The Insult is set in a section of Beirut, Lebanon in which many Palestinians reside. Some come from old families, some are refugees, and some are illegal. Things are looking up; after a long civil war, things are actually being built and rebuilt in Beirut. That’s where we come in. A construction crew headed by Yasser (Kamel El Basha) is rehabbing infrastructure when suddenly he is doused with water running from a makeshift drainpipe on a terrace above him occupied by Tony (Abdel Karam) and his pregnant wife Shirine (Rita Hayek). A rebuffed offer to repair the illegal pipe touches off a tit-for-tat dispute in which harsh words are uttered. If this sounds like your routine neighborhood squabble, your neck of the woods isn’t a slice of Beirut where Maronite Christians live cheek by jowl with Palestinian Muslims. Nor is it one in which Christians like Tony diet on incendiary broadcasts that make our radio shock jocks seem like Eagle Scouts and nasties like the PLO and Hezbollah stand ready to declare jihad over spilt water. And it’s surely not one where a hotheaded swear can be grounds for a libel suit or a hate crimes countersuit.

The big picture is that Tony and Yasser are caught in a historical maelstrom. Lebanon gained its independence from France in 1945 and once enjoyed a reputation as the playground of the Middle East, its beaches and flourishing network of vices a destination for Euro jetsetters. (Think Cuba before Castro.) It is blessed by beauty and cursed by geography; its next-door neighbors are Israel, Syria, and the Golan Heights. For a while the lid remained on the pot because of an agreement that Christians would control 55% of government offices, including the presidency (a Maronite) and the Deputy Prime Minister (Greek Orthodox). The Prime Minister, though, would be a Shi’te Muslim and his deputy a Sunni. Censuses were avoided like a Biblical/Quranic plague. In 1975, the pot boiled over and scalded Lebanon with a civil war that lasted until 1990, sent a million Lebanese into exodus, and left 120,000 dead. Along the way there were U.S. interventions and withdrawals, an Israeli invasion to punish Hezbollah, and a Syrian occupation that began in 1976 and ended only in 2005. Since then, as a character in The Insult observes, there has been fragile peace, “but no reconciliation.”  

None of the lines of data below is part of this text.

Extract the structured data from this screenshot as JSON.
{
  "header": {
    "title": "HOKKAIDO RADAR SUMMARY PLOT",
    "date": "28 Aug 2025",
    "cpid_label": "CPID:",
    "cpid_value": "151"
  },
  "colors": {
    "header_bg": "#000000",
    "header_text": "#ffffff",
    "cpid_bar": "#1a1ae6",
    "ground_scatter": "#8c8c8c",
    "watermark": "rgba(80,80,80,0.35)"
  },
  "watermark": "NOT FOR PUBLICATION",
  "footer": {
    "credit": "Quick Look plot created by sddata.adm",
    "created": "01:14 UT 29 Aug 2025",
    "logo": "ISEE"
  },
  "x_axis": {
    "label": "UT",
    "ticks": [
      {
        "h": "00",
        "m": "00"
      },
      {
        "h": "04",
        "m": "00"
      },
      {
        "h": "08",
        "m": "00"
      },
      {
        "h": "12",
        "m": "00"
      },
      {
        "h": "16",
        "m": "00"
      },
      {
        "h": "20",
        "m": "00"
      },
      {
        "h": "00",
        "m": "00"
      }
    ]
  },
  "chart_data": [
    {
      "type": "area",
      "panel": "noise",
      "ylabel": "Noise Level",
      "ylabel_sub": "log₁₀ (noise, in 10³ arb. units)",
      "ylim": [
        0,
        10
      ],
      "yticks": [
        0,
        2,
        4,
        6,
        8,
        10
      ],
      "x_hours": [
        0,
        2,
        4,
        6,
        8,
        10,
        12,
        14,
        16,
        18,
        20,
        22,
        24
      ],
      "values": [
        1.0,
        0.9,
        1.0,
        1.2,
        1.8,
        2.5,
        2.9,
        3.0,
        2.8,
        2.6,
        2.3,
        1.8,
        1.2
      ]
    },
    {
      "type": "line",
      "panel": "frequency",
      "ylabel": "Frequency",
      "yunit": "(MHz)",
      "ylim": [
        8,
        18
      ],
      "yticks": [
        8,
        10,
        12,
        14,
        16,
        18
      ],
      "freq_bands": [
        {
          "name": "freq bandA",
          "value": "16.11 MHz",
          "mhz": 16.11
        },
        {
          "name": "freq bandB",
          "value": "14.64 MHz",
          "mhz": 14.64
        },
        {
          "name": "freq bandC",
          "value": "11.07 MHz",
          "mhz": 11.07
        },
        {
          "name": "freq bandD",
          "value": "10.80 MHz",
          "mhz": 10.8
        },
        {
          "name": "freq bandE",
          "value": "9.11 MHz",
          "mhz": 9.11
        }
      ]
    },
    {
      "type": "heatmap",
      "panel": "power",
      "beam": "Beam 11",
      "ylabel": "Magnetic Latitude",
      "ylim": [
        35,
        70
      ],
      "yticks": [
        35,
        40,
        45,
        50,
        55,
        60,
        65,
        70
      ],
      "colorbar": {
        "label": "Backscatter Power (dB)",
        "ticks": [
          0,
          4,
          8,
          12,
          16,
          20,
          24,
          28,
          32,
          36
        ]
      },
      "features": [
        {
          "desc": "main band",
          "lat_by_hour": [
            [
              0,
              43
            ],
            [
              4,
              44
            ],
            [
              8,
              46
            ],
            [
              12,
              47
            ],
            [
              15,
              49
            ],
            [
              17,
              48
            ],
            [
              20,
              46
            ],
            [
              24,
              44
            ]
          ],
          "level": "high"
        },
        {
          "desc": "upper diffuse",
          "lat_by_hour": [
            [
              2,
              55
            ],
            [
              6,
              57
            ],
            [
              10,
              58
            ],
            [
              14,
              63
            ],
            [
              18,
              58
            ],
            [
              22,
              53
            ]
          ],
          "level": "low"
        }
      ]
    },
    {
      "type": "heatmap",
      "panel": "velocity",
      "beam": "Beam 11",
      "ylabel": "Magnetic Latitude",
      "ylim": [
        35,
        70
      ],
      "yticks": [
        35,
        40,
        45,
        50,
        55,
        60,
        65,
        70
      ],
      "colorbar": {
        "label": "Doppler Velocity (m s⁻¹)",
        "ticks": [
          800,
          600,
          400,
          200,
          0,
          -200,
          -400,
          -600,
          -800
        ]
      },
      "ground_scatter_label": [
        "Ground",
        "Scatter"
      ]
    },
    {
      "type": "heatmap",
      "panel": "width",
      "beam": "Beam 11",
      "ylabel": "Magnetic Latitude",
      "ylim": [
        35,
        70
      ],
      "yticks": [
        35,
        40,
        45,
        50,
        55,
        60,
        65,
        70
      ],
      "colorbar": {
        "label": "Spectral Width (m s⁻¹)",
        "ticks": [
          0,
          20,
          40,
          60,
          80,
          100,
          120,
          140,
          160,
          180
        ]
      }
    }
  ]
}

Tony and Yasser are the blue-collar microcosm of Lebanon’s sad history. Tony is an auto mechanic and Yasser a construction worker who is just as devoted to his wife, Manal (Christine Choueiri) as Tony to Shirine, yet neither man can take their wife's advice to settle their dispute. There is far more than pigheaded manhood at stake; each, we discover, were pawns in past massacres and each bears the scars—Tony through his anger and Yasser his smoldering stoicism. There is a poignant moment in which a failed reconciliation ends with Tony driving away, but Yasser sitting in a stalled car. Tony backs up, lifts the hood, and fixes the car; Tony glares without conviction and Yasser nods with a Mona Lisa smile upon his lips. Both men secretly long to end the feud. But is it too late?

Gandhi famously observed that, “an eye for an eye makes the whole world blind.” If you think this little more than a naïve aphorism, watch The Insult and reconsider. Both principal actors are superb in this film, but hatred is the unaccredited lead. This film hit me personally. I came of age during the Vietnam War, which appeared utter madness and turned me into the pacifist I remain. In my life, I have seen nothing over which people fight that justifies the horrors that ensue. The Insult drove that home anew. Ultimately, Gandhi is correct. So too was John F. Kennedy, who observed, "Mankind must put an end to war before war puts an end to mankind." The Insult is about more than a personal conflict elevated to widespread tragedy; it is a weeping planet’s lament.